Somewhat related: is there a reason Swift needs to read-lock all HDF5 files stored in a library? Would it be a possible modification to apply only write-locking upon write?

Maybe, I'll look into it while I'm working on this.

TomaSusi commented 4 months ago

That would be brilliant, thank you!

cmeyer commented 4 months ago

Somewhat related: is there a reason Swift needs to read-lock all HDF5 files stored in a library? Would it be a possible modification to apply only write-locking upon write?

@TomaSusi Can you file a separate bug (or point to an existing one) with your requirements about what you'd like to be able to do with the h5py files when a Swift project is open? Generally, we consider everything in the project folder to be private to Swift while the project is open in Swift - so also try to justify the requirements with the use case or user story.

TomaSusi commented 4 months ago

Basically this is about the already old and still unaddressed issue of using Swift to navigate your data and accessing large datasets without duplicating data on disk #807. It's annoying to have to close Swift to load a dataset.

We actually also run into this when a user forgets to close Swift on the User PC and our nightly backup cannot run because of read locks.

A good solution from our point of view while waiting (and waiting...) for Swift to come up with a solution you like would be to enable Single Writer Multiple Reader by default – I don't see a downside (maybe there is one?) or any visible change for users: https://docs.h5py.org/en/stable/swmr.html?highlight=swmr

cmeyer commented 4 months ago

I plan on fixing this issue (too many files open) and then address the other issues separately (starting with any new issues and leading up to #807 and #539). I'm hoping to be able to distinguish between read and write accesses, but that's going to require some architecture changes.

Some notes about SWMR. The HDF5 SWMR User's Guide explicitly says it doesn't work on Windows: "The HDF5 SWMR implementation is currently only supported on Unix-like systems. The implementation is not being tested on Windows systems at this time.". I don't see anything newer indicating it does work on Windows, but I didn't do an exhaustive search.

In addition, also see https://github.com/h5py/h5py/issues/2022 which is reporting a crash on Windows.

TomaSusi commented 4 months ago

Ah, my apologies, I did not realize that about Windows, so obviously that’s not a solution. In any case, we consider this (now two-year open problem) to be of even more high priority now that we have the new detector, so any solution you are happy with we would be very keen to test out.

cmeyer commented 4 months ago

data_item.xdata is problematic because it returns a reference to data that might be unloaded after the call. either the xdata returned has to manage the reference count or users must be expected to hold a data reference. an obvious spot where the data reference must be held is for DisplayValues, so #1007 is a dependency for now.

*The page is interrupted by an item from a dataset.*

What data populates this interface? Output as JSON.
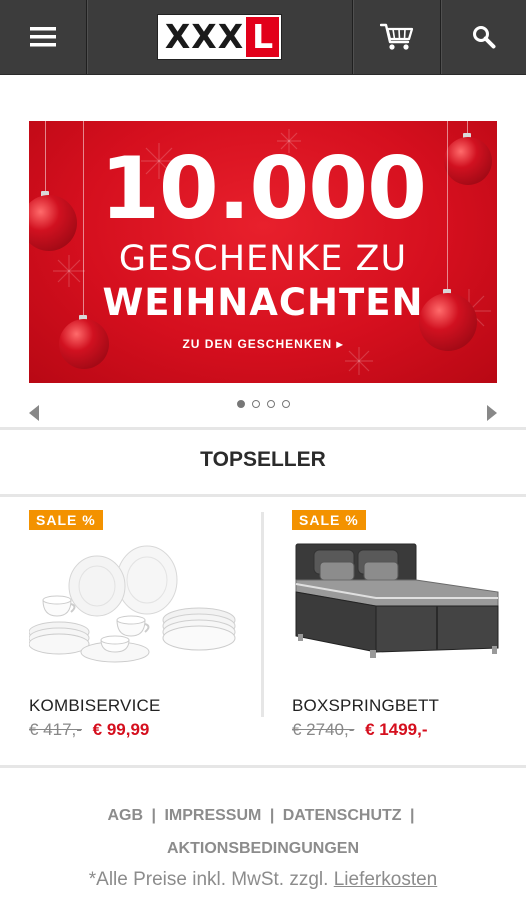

Generally, to be able to close the file, we must ensure that anyone holding the data array via data_item.xdata has the file open. There is no current mechanism for this in the code at this point. This may take a few releases to eliminate these use cases if they exist.

Anyone watching this issue should investigate their own code to see if they access data using data_item.xdata and if so, try to switch it to data_item.data_ref (which isn't 100% the same since it only returns the ndarray, but the metadata can be accessed via the data_item using other methods like dimensional_calibrations).